The military’s outsize role is turning Pakistan into a national security state, observers suggest.
International and domestic watchdogs are denouncing the arrest in Pakistan of a journalist for reporting on demonstrations of activists linked to a local ethnic Pashtun rights movement, VOA adds:
Gohar Wazir, who works for private Satellite TV station Khyber News and runs his personal YouTube channel as well, was taken into custody by security forces along with 21 other people earlier this week on charges of disturbing public order. The rest of the detainees are activists of the Pashtun Tahafuz Movement (PTM). The U.S.-based Committee to Protect Journalists (CPJ) has cautioned restrictions on local media would only serve to undermine “the strength of Pakistan’s democracy” and demanded the reporter be unconditionally released.
“Gohar Wazir should not have to face arrest merely for doing the job of reporting the news, even reporting on controversial events such as protests by the Pashtun Tahafuz Movement,” said Steven Butler, CPJ Asia program coordinator.
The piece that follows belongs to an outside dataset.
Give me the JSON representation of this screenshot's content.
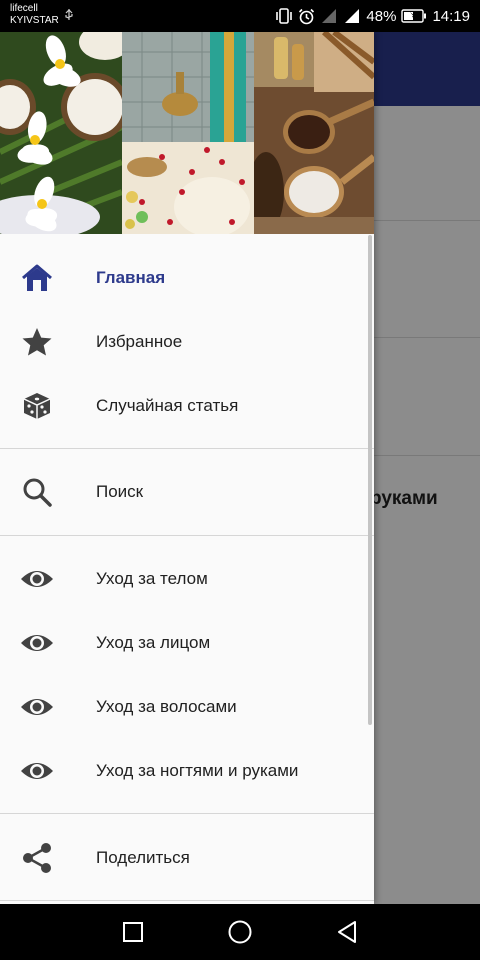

Omar Waraich, the deputy director for South Asia at Amnesty International, said Pakistan’s human rights situation has sunk to its lowest since the 1980s rule of the military dictator Gen. Zia ul-Haq, The Times adds.
“What was once space for a vibrant civil society and a lively if raucous media has progressively shrunk to the point of suffocation,” Mr. Waraich said. “P.T.M. has been the boldest attempt yet to hold the state accountable for human rights violations, especially against Pashtuns. The crackdown is the latest demonstration by the state, and particularly the military, that it will not tolerate dissent.”